Technical information
- Licensing authority: FCC
- Facility ID: 164294
- Class: A
- ERP: 6,000 watts
- HAAT: 100 m (328 ft)
- Translator: 101.7 K269EC (Mankato)

Links
- Public license information: Public file; LMS;
- Webcast: Listen Live
- Website: mankatosrock.com

= KMKO-FM =

Radio station in Lake Crystal, Minnesota

KMKO-FM (95.7 MHz) is an American radio station licensed to serve the community of Lake Crystal, Minnesota, United States, the station serves the Mankato area and the Minnesota River Valley. The station airs an active rock format.

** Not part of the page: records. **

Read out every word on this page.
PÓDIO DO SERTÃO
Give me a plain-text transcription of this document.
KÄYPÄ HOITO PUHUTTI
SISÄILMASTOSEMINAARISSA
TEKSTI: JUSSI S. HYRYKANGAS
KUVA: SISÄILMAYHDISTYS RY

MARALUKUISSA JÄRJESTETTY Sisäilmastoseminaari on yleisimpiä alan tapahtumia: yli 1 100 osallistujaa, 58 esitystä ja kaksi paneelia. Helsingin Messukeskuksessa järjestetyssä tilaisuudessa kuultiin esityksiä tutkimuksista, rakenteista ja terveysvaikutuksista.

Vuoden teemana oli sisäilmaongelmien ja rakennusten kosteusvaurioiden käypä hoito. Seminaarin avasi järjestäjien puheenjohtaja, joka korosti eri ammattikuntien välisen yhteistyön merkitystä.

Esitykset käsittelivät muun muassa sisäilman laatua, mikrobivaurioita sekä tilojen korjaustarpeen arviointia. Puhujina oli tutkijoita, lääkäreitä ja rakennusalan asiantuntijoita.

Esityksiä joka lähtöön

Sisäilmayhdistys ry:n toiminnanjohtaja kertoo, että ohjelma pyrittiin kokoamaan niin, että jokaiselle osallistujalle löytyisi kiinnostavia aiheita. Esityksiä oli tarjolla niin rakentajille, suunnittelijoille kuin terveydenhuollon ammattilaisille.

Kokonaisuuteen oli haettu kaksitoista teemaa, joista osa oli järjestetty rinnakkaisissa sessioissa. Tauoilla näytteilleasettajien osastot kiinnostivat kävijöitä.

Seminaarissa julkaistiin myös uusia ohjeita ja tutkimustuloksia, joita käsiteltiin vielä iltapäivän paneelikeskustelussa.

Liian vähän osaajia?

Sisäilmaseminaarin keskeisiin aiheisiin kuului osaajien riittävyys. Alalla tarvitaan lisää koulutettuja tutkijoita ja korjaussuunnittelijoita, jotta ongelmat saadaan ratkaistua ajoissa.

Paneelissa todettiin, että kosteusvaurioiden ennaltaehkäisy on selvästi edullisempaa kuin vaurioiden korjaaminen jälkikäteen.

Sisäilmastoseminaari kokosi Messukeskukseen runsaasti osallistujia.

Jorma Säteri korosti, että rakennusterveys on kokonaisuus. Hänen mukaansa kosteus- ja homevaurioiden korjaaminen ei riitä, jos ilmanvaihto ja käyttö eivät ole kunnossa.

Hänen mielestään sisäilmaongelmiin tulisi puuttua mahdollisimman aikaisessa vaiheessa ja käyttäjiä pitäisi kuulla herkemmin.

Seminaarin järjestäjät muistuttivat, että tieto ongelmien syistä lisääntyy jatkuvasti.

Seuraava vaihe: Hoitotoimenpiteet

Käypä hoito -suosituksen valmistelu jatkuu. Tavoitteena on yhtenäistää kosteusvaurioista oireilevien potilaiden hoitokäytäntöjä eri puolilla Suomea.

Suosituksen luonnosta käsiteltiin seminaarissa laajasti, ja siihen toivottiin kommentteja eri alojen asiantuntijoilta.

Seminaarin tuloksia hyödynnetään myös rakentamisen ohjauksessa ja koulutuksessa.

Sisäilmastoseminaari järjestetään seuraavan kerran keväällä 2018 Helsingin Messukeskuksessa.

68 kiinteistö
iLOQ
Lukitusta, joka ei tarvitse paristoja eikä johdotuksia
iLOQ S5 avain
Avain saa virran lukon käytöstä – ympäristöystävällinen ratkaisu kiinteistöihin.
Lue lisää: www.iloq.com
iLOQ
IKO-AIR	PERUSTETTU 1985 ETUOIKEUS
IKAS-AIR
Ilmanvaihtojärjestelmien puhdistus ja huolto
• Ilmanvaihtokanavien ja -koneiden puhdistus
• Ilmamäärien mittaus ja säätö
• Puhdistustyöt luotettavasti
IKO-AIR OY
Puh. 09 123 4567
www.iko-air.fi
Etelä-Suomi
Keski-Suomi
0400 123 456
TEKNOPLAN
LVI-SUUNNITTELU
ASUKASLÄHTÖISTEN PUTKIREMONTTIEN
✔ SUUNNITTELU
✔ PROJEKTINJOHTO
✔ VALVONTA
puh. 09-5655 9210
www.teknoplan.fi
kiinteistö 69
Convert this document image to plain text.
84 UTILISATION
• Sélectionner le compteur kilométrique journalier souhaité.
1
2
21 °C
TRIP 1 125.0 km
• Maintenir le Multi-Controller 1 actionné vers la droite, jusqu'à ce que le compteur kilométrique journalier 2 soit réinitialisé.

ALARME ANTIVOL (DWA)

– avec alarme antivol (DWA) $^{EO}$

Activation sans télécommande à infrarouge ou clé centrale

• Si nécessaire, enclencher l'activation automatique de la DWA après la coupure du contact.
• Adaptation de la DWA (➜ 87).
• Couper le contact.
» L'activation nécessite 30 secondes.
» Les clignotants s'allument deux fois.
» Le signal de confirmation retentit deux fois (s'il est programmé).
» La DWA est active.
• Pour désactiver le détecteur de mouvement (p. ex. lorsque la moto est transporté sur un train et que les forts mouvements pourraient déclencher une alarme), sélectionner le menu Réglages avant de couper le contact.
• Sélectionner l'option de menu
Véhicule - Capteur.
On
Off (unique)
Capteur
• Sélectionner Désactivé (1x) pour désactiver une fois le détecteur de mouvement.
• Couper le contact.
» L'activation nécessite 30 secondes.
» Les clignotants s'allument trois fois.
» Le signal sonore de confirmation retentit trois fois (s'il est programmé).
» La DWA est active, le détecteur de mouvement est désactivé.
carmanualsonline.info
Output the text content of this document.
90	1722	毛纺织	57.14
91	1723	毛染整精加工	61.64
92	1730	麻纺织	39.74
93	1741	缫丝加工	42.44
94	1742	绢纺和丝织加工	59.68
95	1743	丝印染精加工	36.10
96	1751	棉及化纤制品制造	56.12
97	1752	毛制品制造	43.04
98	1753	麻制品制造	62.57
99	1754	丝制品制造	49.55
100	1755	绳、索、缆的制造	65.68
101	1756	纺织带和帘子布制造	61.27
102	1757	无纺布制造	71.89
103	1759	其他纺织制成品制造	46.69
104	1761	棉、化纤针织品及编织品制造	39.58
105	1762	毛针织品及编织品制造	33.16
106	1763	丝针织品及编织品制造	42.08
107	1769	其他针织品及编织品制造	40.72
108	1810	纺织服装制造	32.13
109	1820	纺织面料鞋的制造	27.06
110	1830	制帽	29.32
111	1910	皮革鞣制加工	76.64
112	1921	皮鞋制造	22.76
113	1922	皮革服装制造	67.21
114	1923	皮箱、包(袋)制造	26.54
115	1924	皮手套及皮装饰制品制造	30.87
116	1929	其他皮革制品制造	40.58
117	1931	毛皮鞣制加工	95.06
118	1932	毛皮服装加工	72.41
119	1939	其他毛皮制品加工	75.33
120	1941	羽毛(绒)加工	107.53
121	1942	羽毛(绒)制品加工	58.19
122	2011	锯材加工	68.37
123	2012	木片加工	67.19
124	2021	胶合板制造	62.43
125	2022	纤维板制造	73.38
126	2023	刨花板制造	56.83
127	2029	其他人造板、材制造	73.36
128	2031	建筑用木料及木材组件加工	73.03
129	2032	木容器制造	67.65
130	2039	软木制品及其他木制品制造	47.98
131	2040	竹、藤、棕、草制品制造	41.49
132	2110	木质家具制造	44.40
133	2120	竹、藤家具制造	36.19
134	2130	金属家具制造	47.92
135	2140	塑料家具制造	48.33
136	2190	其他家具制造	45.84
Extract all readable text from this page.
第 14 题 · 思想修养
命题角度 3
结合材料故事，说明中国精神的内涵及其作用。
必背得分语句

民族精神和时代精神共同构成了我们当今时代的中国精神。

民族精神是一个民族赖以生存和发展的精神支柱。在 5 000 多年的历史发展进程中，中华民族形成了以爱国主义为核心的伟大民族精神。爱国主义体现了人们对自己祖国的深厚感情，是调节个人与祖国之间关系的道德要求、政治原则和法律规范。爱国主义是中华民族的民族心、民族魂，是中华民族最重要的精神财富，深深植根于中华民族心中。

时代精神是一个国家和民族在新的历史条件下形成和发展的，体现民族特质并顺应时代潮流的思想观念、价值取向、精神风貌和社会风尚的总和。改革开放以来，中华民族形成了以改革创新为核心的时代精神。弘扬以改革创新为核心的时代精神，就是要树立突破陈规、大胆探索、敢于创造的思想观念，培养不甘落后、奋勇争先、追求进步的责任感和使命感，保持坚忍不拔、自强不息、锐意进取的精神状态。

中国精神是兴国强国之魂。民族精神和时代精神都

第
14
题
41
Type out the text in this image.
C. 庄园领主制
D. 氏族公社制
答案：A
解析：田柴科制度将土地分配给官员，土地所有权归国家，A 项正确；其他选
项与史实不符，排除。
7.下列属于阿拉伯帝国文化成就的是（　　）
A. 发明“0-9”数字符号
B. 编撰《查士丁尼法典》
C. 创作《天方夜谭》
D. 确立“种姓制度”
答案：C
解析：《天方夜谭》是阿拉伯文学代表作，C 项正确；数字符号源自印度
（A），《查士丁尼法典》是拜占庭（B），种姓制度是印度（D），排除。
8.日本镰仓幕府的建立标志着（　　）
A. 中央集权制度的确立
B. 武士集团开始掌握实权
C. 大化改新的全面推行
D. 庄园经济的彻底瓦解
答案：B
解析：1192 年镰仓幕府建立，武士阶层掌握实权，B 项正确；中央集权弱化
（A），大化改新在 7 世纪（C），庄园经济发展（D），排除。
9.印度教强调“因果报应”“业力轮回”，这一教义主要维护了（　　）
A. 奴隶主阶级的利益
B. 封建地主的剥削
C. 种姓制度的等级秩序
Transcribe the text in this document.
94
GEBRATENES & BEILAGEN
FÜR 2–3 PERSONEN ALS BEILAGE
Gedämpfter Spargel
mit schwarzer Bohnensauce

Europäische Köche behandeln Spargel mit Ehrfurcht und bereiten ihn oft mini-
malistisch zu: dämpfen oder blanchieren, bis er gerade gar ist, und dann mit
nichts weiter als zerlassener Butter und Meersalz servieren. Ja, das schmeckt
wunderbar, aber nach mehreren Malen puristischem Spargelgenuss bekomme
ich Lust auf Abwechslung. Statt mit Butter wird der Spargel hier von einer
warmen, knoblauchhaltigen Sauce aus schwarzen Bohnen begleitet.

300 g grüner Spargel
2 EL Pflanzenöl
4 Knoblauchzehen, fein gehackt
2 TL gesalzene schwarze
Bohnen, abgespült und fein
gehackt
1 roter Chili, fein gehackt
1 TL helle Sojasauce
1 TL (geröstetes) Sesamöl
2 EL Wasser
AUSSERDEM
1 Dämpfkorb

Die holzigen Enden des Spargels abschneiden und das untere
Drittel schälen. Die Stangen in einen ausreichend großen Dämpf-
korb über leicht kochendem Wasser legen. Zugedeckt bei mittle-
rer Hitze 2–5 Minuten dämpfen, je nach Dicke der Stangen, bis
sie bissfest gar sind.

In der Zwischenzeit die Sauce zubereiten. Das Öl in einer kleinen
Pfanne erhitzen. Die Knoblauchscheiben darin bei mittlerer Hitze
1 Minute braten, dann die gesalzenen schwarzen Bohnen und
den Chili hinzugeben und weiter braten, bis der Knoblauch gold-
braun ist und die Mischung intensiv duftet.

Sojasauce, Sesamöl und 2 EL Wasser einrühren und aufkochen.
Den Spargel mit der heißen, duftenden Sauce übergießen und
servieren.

The station is rebroadcast in Mankato on translator K269EC 101.7 FM, which provides a stronger signal in the downtown area.

==History==
The station went on the air as KQYK on September 29, 2005, with a country format as "The Eagle". On September 26, 2007, the station flipped to active rock as "95.7 The Blaze," with a format and logo similar to that of sister station KIBZ in Lincoln, Nebraska. On February 1, 2012, KQYK changed their call sign to KMKO-FM. On February 20, 2012, at 11am, KMKO-FM switched to a news/talk format, as Fake It by Seether faded into The Jim Rome Show. The station flipped back to Active Rock as "95-7 The Rock Station" on December 6, 2012.

As of 2018, KMKO-FM has rebranded as “Rock 95” with no change in format.

In May 2024, Alpha Media let go most on-air staffers in their Mankato cluster, which includes KMKO, as part of nationwide cuts. The following month, KMKO began airing Westwood One's "Rock 2.0" format.

In May 2025, Connoisseur Media announced its intent to acquire Alpha Media. The FCC approved the sale on August 13, 2025, and the sale was consummated on September 4.